The news magazine, through extensive research and first-hand experience with the involved stakeholders, added that the majority of these stories never actually happened to him, including the infamous 'Anthrax scare' story. 

On Friday (15 September), the New Yorker published an extensive report titled Hasan Minhaj’s “Emotional Truths”, revealing how Indian-origin stand-up comic Hasan Minhaj had made up stories of racial harassment.

It highlighted that Hasan Minhaj had, on multiple occasions, recounted harrowing experiences he claimed to have faced as an Asian/Muslim American. The news magazine, through extensive research and first-hand experience with the involved stakeholders, added that the majority of these stories never actually happened to him, including the infamous ‘Anthrax scare’ story. 

In fact, the magazine also received validation for most of the claims it found to be untrue directly from Minhaj himself.

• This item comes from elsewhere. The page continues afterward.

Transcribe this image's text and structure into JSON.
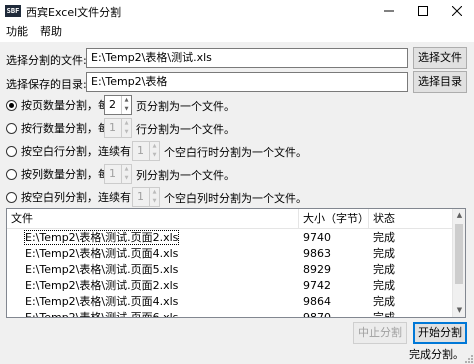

The comedian himself admitted to fabricating stand-up stories of racial discrimination to embellish his stories and deliver “punch lines”. 

The author confronts Hasan Minhaj regarding his “real-life” experiences shared onstage

The New Yorker report described Minhaj’s approach to comedy stating that he leans heavily on his “own experience” as an Asian/Muslim American and sharing harrowing stories of “law enforcement entrapment” and personal threats. 

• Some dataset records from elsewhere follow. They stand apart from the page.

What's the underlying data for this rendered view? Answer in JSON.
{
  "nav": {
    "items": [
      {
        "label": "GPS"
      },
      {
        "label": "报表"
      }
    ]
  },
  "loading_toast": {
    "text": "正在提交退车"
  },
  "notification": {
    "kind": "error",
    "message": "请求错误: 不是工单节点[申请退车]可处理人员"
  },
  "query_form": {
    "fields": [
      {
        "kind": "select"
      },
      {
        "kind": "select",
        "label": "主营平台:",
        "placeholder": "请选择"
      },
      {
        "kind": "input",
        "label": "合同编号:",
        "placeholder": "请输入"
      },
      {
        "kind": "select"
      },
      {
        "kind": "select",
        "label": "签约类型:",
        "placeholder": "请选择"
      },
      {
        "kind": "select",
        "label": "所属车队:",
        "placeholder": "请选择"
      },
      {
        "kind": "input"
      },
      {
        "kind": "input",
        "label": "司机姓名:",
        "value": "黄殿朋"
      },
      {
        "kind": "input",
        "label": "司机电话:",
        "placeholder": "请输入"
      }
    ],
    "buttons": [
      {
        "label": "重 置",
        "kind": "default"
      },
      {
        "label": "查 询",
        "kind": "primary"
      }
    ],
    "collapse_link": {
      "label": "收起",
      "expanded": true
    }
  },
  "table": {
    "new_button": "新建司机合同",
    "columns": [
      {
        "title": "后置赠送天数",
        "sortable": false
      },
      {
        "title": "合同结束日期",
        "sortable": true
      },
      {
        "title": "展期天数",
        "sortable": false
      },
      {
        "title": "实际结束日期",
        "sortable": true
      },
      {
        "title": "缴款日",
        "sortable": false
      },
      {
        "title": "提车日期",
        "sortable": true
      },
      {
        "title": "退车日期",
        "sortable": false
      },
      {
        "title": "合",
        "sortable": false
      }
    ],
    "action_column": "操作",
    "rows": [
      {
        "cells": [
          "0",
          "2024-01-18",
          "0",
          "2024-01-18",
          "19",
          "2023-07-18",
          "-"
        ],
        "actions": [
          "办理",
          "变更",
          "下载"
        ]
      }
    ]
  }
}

The report added that for many of his fans, Minhaj has become an avatar for the power of representation in entertainment. The magazine added that when it tried to confirm some of the stories that comedian Hasan Minhaj had told onstage they were unable to confirm a majority of these stories and after weeks of efforts, the author Malone got a chance to personally seek responses from Minhaj about these stories.

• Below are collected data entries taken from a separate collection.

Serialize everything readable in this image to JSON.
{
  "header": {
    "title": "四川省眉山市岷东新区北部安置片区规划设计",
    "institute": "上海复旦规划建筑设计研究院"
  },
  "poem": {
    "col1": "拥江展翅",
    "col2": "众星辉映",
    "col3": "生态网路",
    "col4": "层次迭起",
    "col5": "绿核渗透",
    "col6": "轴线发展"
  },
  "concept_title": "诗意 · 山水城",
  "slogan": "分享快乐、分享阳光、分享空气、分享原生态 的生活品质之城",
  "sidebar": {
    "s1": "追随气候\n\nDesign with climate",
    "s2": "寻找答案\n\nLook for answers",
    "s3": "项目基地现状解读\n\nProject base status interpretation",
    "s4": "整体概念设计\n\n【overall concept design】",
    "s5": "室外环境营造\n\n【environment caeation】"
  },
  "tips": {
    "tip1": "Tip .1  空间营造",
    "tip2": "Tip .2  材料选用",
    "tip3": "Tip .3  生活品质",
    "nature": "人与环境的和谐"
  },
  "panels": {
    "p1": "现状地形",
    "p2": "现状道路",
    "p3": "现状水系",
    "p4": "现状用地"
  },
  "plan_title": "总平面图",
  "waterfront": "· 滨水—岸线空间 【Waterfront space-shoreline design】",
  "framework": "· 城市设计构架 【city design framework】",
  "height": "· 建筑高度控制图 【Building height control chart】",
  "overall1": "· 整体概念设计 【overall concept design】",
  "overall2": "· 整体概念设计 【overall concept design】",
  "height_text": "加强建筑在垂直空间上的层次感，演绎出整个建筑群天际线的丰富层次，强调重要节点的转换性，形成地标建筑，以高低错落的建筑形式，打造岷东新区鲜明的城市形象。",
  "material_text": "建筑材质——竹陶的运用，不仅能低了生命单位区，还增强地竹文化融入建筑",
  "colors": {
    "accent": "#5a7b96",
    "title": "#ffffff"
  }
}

Interestingly, in his interaction with the author of the report Clare Malone, for the first time, Minhaj acknowledged that many of the anecdotes he had shared in his Netflix specials, “The King’s Jester” and other shows, were indeed untrue.

He, however, stood by his work stating, “Every story in my style is built around a seed of truth. My comedy Arnold Palmer is 70% emotional truth—this happened—and then 30% hyperbole, exaggeration, fiction.”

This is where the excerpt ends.